Chen Jiaqing, Huang Yangxin, Wang Qing
Department of Statistics, College of Science, Wuhan University of Technology, Wuhan, China.
College of Public Health, University of South Florida, Tampa, Florida, USA.
Stat Med. 2023 Nov 30;42(27):4972-4989. doi: 10.1002/sim.9896. Epub 2023 Sep 5.

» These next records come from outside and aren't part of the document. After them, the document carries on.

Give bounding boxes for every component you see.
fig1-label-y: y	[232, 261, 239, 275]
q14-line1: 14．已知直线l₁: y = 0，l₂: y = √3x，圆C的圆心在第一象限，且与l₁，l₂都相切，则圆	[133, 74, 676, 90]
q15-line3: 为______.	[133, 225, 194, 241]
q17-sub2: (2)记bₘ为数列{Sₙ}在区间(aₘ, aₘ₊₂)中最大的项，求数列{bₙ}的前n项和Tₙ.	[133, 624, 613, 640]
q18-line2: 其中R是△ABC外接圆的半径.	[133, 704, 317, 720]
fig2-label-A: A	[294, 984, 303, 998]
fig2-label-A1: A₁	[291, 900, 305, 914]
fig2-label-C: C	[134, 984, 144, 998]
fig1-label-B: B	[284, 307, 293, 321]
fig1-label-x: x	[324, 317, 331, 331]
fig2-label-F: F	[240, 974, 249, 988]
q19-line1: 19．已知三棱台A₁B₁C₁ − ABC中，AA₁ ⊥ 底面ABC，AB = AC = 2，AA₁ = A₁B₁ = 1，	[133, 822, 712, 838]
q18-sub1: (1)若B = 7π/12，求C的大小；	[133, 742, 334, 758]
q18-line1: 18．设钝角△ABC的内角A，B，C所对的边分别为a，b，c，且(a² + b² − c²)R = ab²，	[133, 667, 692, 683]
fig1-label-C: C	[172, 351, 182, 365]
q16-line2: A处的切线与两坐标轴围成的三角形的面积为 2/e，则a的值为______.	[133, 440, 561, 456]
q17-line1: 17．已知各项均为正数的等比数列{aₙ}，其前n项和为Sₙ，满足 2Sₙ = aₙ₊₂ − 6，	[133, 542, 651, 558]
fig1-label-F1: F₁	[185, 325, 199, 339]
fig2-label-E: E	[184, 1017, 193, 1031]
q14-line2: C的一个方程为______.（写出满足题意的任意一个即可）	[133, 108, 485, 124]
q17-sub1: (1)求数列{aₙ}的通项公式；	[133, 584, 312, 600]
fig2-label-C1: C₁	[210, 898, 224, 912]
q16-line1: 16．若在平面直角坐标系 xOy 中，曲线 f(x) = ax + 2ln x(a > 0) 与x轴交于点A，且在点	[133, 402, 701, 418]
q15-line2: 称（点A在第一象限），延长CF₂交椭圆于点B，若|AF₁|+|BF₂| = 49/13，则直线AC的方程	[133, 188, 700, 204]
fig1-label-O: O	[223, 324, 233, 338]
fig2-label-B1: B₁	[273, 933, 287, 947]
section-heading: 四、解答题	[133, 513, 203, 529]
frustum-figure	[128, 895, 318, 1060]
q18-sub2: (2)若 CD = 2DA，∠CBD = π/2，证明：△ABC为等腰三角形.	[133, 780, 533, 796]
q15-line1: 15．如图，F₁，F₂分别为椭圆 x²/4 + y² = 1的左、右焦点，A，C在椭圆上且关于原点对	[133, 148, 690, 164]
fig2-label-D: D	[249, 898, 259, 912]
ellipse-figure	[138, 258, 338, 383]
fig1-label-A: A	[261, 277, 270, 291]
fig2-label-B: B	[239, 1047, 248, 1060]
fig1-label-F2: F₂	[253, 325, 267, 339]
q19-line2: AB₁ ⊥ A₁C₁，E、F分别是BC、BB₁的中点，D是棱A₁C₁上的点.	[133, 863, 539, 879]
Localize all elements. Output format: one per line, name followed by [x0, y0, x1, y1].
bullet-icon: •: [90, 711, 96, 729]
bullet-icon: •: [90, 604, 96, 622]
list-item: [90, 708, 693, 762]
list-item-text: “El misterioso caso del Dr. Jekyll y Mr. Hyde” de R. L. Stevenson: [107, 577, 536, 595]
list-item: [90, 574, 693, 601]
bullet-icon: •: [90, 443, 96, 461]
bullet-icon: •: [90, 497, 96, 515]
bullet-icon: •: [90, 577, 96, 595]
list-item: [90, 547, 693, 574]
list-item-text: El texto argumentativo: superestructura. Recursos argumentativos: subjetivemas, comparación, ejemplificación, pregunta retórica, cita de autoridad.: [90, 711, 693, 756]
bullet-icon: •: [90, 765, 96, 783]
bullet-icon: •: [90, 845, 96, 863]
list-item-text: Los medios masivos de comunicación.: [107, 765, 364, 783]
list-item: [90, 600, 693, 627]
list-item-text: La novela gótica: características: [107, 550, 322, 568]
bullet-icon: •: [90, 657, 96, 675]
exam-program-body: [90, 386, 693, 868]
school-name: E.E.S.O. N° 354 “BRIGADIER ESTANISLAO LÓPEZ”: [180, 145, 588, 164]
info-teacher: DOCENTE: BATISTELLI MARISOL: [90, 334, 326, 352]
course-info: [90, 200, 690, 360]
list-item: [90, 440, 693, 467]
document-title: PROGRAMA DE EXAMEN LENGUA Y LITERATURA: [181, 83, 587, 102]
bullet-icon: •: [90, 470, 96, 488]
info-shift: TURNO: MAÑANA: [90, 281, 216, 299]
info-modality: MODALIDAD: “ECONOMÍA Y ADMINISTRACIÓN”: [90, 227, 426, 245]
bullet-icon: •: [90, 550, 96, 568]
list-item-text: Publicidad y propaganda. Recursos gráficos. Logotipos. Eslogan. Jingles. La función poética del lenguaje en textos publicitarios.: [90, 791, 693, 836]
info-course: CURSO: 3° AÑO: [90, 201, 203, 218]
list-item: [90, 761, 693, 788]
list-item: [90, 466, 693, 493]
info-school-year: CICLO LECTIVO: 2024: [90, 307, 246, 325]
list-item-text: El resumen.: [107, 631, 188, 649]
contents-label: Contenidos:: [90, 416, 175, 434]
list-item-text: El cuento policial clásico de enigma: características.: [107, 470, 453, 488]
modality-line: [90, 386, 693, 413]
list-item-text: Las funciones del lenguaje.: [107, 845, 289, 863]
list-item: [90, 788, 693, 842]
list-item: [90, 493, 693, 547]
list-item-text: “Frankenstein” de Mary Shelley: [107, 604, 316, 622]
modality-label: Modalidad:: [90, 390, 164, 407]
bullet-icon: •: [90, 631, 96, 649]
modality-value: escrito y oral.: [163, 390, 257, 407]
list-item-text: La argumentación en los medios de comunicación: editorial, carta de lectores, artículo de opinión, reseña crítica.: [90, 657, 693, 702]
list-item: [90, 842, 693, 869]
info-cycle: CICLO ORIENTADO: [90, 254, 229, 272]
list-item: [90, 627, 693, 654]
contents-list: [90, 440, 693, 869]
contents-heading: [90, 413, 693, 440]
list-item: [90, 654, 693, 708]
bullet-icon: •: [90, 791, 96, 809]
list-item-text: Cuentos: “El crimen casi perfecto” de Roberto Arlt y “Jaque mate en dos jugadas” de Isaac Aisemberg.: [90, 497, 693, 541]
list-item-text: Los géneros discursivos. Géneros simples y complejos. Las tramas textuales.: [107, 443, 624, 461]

Joint models and statistical inference for longitudinal and survival data have been an active area of statistical research and have mostly coupled a longitudinal biomarker-based mixed-effects model with normal distribution and an event time-based survival model. In practice, however, the following issues may standout: (i) Normality of model error in longitudinal models is a routine assumption, but it may be unrealistically violating data features of subject variations. (ii) Data collected are often featured by the mixed types of multiple longitudinal outcomes which are significantly correlated, ignoring their correlation may lead to biased estimation. Additionally, a parametric model specification may be inflexible to capture the complicated patterns of longitudinal data. (iii) Missing observations in the longitudinal data are often encountered; the missing measures are likely to be informative (nonignorable) and ignoring this phenomenon may result in inaccurate inference. Multilevel item response theory (MLIRT) models have been increasingly used to analyze the multiple longitudinal data of mixed types (ie, continuous and categorical) in clinical studies. In this article, we develop an MLIRT-based semiparametric joint model with skew-t distribution that consists of an extended MLIRT model for the mixed types of multiple longitudinal data and a Cox proportional hazards model, linked through random-effects. A Bayesian approach is employed for joint modeling. Simulation studies are conducted to assess performance of the proposed models and method. A real example from primary biliary cirrhosis clinical study is analyzed to estimate parameters in the joint model and also evaluate sensitivity of parameter estimates for various plausible nonignorable missing data mechanisms.
纵向和生存数据的联合模型与统计推断一直是统计学研究的一个活跃领域,大多将基于纵向生物标志物的正态分布混合效应模型与基于事件时间的生存模型相结合。然而,在实际应用中,可能会出现以下问题:(i)纵向模型中模型误差的正态性是一个常规假设,但它可能不符合实际,违反了个体变异的数据特征。(ii)收集到的数据通常具有多种显著相关的纵向结果的混合类型,忽略它们之间的相关性可能会导致有偏估计。此外,参数模型设定可能不够灵活,无法捕捉纵向数据的复杂模式。(iii)纵向数据中经常会遇到缺失观测值;缺失的测量值很可能是信息性的(不可忽略的),忽略这一现象可能会导致不准确的推断。多级项目反应理论(MLIRT)模型已越来越多地用于分析临床研究中混合类型(即连续型和分类型)的多个纵向数据。在本文中,我们开发了一种基于MLIRT的半参数联合模型,该模型具有偏态t分布,由用于多种混合类型纵向数据的扩展MLIRT模型和Cox比例风险模型组成,通过随机效应进行链接。采用贝叶斯方法进行联合建模。进行模拟研究以评估所提出的模型和方法的性能。对原发性胆汁性肝硬化临床研究的一个真实例子进行分析,以估计联合模型中的参数,并评估参数估计对各种合理的不可忽略缺失数据机制的敏感性。